Maradona e il Bari: luci, ombre e una sfida da ricordare
Maradona vs Bari: sfide leggendarie, storica vittoria biancorossa e rispetto reciproco in un calcio epico degli anni ’80-’90.

Fra le avventure e le storie che vedono protagonista il Pibe de oro Diego Armando Maradona ci sono anche gli incroci con il Bari. Quando Dieguito incantava tutta Italia da Nord a Sud e quando capitan Loseto fu scelto da Salvemini, l’allora mister dei Biancorossi, per marcare Diego nella gara di coppa Italia nella stagione 1988-1989. All’epoca, marcare il calciatore avversario più forte era un compito di grande prestigio e responsabilità, potremmo dire una missione, così la interpretò Giovanni Loseto, che non si limitò a seguire Maradona in campo come un’ombra, ma lo seguì persino quando si avvicinò alla panchina per dissetarsi. In quel calcio che non esiste più i difensori seguivano a uomo il calciatore avversario più forte, come possiamo ricordare che anche Gentile fece durante il Mondiale proprio su Maradona. Sapere di avere di fronte Diego Armando Maradona, uno dei giocatori più forti di tutti i tempi, non era solo una sfida personale, ma un richiamo per tutta la squadra ad alzare il livello e a superare i propri limiti, a giocare con tutto il cuore e con la testa, a dare tutto. Così avvenne in quella gara di Coppa Italia in cui il Bari superò il Napoli grazie alle reti di Maiellaro e Armenise. Un’impresa che ancora oggi viene ricordata e raccontata con orgoglio, perché il Bari di Salvemini riuscì a battere il Napoli, nonostante la presenza ingombrante di Maradona. Giovanni Loseto marcò Maradona ben quattro volte dal 1988 al 1991, in un calcio di un’altra epoca, fatto di scontri diretti, di lotta senza quartiere, ma anche di rispetto reciproco. In campo si combatteva e si battagliava, ma non veniva mai meno una stima profonda sia verso i compagni sia verso gli avversari. Quello che contraddistingueva Maradona era la classe dentro e fuori dal campo e il grande rispetto verso i propri compagni e verso gli avversari. Maradona, con la sua classe innata, sapeva essere grande non solo con il pallone tra i piedi, ma anche fuori dal campo. Il rispetto che mostrava verso i compagni e gli avversari era parte integrante del suo mito, un segno di quella nobiltà sportiva che oggi si fatica a ritrovare. Ogni incontro con lui diventava una lezione di calcio e di vita, un momento che restava impresso nella memoria di chi aveva avuto il privilegio di incrociarlo.
Un epilogo amaro
La storia dice che il Bari ha affrontato il Napoli di Maradona per cinque volte, riportando un pareggio, una vittoria e tre sconfitte. Oltre alla ricordata vittoria del Bari, rimane nella memoria collettiva l’ultima sconfitta, il 17 marzo 1991, in cui i partenopei si imposero di misura con una rete di Zola e Joao Paolo, funambolo offensivo brasiliano del Bari, sbagliò un rigore. Fu una partita vibrante, quasi carica di presagio quella partita fu un po’ come una matrioska, nascondeva un episodio nell’episodio, in realtà un epilogo amaro, perché nel post-partita come è noto, Maradona risultò positivo per cocaina all’antidoping. In un istante, il teatro più bello del calcio italiano si spense.

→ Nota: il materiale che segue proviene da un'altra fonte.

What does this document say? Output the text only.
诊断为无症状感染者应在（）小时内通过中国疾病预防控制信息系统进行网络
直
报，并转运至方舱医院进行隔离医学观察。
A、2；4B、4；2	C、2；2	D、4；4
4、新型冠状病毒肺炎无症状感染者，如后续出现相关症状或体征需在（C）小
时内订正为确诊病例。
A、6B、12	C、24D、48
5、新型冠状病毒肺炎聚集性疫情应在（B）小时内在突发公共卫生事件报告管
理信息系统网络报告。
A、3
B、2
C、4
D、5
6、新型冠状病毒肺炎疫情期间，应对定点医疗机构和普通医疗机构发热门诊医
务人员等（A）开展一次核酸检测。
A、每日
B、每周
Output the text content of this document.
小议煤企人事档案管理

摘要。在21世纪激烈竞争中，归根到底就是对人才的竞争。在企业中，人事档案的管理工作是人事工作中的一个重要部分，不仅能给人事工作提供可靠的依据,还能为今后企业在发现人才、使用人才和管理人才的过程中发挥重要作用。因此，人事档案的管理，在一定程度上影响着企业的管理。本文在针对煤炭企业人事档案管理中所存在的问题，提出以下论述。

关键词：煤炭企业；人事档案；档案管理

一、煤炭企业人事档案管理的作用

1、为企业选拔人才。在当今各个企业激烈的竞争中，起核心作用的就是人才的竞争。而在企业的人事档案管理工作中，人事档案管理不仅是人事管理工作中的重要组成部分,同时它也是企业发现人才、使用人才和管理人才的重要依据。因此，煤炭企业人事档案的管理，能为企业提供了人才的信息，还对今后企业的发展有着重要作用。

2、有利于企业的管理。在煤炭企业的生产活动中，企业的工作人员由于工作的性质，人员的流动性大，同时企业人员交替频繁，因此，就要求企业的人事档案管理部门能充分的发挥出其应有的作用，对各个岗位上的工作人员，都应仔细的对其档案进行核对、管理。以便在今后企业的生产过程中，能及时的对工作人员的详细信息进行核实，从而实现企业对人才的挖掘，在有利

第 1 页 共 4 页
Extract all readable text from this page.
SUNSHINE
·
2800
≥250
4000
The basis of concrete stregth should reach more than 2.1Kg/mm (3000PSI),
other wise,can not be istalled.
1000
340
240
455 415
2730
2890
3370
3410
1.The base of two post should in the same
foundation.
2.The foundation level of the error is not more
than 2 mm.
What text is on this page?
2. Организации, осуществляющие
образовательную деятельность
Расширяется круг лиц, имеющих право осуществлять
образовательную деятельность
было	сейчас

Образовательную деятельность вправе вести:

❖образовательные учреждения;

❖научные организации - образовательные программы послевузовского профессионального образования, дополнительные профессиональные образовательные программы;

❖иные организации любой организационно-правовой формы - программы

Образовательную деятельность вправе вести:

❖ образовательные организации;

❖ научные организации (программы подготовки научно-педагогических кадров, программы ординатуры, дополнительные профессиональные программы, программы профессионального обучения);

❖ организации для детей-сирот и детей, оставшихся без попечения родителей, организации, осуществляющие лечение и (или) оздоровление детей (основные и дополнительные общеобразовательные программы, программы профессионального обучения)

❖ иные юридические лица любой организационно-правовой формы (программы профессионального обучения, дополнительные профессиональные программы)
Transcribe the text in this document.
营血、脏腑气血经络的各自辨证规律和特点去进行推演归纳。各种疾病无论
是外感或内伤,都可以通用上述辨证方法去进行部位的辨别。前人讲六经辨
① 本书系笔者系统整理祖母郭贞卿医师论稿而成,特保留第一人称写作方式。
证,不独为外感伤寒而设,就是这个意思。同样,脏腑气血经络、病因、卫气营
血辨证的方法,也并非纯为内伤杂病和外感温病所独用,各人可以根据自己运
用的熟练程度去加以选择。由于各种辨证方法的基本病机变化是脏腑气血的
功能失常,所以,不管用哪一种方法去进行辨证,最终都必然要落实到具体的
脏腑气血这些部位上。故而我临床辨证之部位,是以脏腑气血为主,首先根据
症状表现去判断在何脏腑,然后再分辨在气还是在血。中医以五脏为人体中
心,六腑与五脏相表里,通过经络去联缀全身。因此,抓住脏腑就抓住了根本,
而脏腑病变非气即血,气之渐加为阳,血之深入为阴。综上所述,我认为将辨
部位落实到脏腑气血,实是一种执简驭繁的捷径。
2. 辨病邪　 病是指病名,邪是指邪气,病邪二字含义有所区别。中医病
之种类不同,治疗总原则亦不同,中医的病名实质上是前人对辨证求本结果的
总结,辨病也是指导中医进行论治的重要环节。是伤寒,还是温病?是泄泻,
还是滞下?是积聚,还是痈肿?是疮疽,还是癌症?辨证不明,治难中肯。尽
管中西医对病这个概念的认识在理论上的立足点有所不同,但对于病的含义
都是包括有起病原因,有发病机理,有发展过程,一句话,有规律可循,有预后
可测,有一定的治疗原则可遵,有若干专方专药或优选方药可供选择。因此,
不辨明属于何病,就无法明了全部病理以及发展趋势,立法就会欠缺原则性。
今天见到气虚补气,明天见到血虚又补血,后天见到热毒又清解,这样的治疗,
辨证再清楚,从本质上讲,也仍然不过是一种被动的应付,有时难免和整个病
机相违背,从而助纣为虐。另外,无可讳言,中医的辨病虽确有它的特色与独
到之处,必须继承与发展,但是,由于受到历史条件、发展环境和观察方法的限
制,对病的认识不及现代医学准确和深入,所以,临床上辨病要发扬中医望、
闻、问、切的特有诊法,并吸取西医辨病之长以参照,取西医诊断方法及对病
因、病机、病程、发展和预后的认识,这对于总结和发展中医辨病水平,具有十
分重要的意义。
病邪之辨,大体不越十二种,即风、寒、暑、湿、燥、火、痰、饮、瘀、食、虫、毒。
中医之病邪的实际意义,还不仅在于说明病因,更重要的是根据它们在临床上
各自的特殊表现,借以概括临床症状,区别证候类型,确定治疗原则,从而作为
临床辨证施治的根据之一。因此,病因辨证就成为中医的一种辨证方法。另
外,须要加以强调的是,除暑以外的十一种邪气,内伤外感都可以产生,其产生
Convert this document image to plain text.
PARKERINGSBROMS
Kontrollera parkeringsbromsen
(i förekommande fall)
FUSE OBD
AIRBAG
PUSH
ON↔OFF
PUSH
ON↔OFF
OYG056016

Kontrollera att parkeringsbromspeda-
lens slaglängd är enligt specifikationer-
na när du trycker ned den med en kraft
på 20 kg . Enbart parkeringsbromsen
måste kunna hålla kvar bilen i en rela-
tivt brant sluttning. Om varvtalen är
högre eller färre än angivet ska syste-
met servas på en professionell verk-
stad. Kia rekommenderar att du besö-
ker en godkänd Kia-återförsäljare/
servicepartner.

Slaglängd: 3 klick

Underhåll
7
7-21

Maradona capì che il suo tempo a Napoli era finito.
Pochi giorni dopo, in una Pasqua malinconica, lasciò l’Italia.
Eredità di un incrocio
Nulla potrà mai cancellare ciò che è stato Diego per Napoli e per il Sud dell’talia, ha, infatti, rappresentato il riscatto del sud facendo grande Napoli.
Eppure, anche in quella tristezza, rimane un filo invisibile che lega Maradona al Bari.
Un filo fatto di rispetto, di memoria, di emozione.
Perché in quel piccolo stadio del Sud, lontano dai riflettori delle grandi metropoli, il genio argentino trovò un avversario degno, un uomo che lo guardava negli occhi senza paura e oggi, a distanza di più di trent’anni, i tifosi biancorossi ricordano ancora quella partita come una favola. Raccontano di quando Loseto fermò Maradona, di quando il Bari sconfisse il re del calcio. Ma soprattutto ricordano la stretta di mano, quel gesto semplice che valeva più di cento gol. Perché il calcio, quando diventa leggenda, non ha bisogno di trofei o classifiche.
Ha bisogno di uomini, di emozioni, di storie come questa.